Kekuatan pertumbuhan dari penalaran deduktif anak dan kemampuan untuk
bermain dengan aturan mengarah pada penyempurnaan yang disengaja keterampilan
yang ditampilkan dalam membangun sesuatu. Dalam pandangan Erikson, anak laki-
laki akan membangun rumah pohon dan membuat model pesawat terbang; anak
perempuan akan memasak dan menjahit. Namun, apa pun hubungan yang terkait
dengan usia ini, anak-anak melakukan upaya serius untuk menyelesaikan tugas
dengan menerapkan perhatian, ketekunan, dan kegigihan yang terkonsentrasi. Dalam
kata-kata Erikson, "Keterampilan dasar teknologi dikembangkan ketika anak menjadi
siap untuk menangani peralatan, alat, dan senjata yang digunakan oleh orang-orang
besar" (1959, p. 83).

Sekali lagi, sikap dan perilaku orang tua dan guru sangat menentukan
seberapa baik anak memandang diri mereka sendiri untuk mengembangkan dan
menggunakan keterampilan mereka. Jika anak dimarahi, ditertawakan, atau ditolak,
mereka cenderung mengembangkan perasaan inferior dan tidak mampu. Di sisi lain,
pujian dan penguatan memupuk perasaan kompeten dan mendorong upaya yang
berkelanjutan.

Kekuatan dasar yang muncul dari ketekunan selama tahap latensi adalah
kompetensi. Ini melibatkan pengerahan keterampilan dan kecerdasan dalam mengejar
dan menyelesaikan tugas. Hasil dari krisis di masing-masing dari empat tahap masa
kanak-kanak ini tergantung pada orang lain. Resolusi adalah fungsi lebih dari apa
yang dilakukan pada anak daripada apa yang dapat dilakukan anak untuk dirinya
sendiri. Meskipun anak-anak mengalami peningkatan kemandirian sejak lahir hingga
usia 11 tahun, perkembangan psikososial sebagian besar masih di bawah pengaruh
orang tua dan guru, biasanya orang yang paling signifikan dalam kehidupan kita saat
ini.

Dalam empat tahap terakhir perkembangan psikososial, kami memiliki kontrol


yang meningkat terhadap lingkungan kami.
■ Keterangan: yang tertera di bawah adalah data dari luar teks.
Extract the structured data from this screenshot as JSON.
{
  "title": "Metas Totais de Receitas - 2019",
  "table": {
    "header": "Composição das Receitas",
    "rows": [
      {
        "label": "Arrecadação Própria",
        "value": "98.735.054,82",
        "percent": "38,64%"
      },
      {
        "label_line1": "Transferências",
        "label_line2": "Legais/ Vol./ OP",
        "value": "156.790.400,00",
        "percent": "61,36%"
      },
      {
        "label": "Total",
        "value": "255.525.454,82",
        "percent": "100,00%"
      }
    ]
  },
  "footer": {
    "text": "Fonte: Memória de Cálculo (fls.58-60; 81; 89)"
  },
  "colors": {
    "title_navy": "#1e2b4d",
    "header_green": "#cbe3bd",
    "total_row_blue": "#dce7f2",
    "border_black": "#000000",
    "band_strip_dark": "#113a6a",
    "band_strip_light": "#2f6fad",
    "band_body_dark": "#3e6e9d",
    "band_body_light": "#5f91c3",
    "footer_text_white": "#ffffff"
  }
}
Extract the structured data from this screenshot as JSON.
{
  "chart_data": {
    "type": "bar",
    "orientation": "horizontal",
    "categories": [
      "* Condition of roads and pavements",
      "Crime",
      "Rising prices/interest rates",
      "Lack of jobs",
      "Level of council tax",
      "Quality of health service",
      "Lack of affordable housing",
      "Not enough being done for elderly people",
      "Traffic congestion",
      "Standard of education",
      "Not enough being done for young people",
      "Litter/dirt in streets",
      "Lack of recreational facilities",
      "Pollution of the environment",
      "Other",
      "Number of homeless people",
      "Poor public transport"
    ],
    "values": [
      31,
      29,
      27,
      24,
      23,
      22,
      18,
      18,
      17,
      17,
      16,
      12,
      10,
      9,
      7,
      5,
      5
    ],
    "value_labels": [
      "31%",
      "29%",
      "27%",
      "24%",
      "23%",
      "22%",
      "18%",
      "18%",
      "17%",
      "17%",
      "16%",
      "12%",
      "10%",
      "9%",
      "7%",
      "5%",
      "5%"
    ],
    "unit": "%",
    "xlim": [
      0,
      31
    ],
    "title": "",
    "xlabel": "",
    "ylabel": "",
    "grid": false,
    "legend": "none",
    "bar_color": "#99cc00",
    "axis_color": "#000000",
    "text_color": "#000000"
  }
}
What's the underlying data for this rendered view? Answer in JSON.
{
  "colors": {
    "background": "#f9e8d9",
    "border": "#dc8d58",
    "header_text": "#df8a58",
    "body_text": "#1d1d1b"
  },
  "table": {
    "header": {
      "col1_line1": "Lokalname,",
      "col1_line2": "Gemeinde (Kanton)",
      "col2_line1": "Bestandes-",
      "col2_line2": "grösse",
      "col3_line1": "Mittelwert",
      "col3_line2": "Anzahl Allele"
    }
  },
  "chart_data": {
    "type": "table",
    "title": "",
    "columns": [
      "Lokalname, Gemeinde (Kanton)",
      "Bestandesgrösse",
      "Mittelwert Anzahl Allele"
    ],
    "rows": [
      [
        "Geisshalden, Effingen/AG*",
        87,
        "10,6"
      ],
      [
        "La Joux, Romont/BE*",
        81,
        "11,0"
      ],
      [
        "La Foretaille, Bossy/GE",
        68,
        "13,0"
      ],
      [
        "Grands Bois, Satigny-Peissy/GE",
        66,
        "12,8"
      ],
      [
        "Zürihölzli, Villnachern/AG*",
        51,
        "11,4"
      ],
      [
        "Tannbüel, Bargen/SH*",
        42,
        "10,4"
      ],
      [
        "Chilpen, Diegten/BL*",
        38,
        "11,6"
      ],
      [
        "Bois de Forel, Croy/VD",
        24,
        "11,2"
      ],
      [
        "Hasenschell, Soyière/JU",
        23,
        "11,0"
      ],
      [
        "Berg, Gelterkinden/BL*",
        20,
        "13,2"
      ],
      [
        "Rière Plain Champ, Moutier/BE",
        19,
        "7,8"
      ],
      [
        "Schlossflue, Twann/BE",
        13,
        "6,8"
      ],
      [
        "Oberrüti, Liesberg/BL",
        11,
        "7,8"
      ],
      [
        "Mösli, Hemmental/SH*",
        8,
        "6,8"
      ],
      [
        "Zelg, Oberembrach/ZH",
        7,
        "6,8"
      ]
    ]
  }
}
Kami secara sadar dan sengaja memilih
teman, perguruan tinggi, karier, pasangan, dan kegiatan rekreasi kami. Namun,
pilihan-pilihan yang disengaja ini jelas dipengaruhi oleh karakteristik kepribadian
yang telah berkembang selama tahapan dari lahir hingga remaja. Apakah ego kita
pada saat itu menunjukkan kepercayaan, otonomi, inisiatif, dan ketekunan, atau
ketidakpercayaan, keraguan, rasa bersalah, dan inferioritas, akan menentukan jalan
hidup kita.

Identity Cohesion Versus Role Cohesion: The Identity Crisis

Masa remaja, antara usia 12 dan 18, adalah tahap di mana kita harus bertemu dan
menyelesaikan krisis identitas ego dasar kita. Inilah saatnya kita membentuk citra diri
kita, integrasi ide-ide kita tentang diri kita sendiri dan tentang apa yang orang lain
pikirkan tentang kita. Jika proses ini diselesaikan dengan memuaskan, hasilnya
adalah gambaran yang konsisten dan kongruen.

Membangun identitas dan menerimanya adalah tugas yang sulit, sering


dipenuhi dengan kecemasan Eksperimen remaja dengan peran dan ideologi yang
berbeda, berusaha menentukan kecocokan yang paling kompatibel. Erikson
menyarankan bahwa remaja adalah jeda antara masa kanak-kanak dan dewasa,
moratorium psikologis yang diperlukan untuk memberi orang waktu dan energi untuk
memainkan peran yang berbeda dan hidup dengan citra diri yang berbeda.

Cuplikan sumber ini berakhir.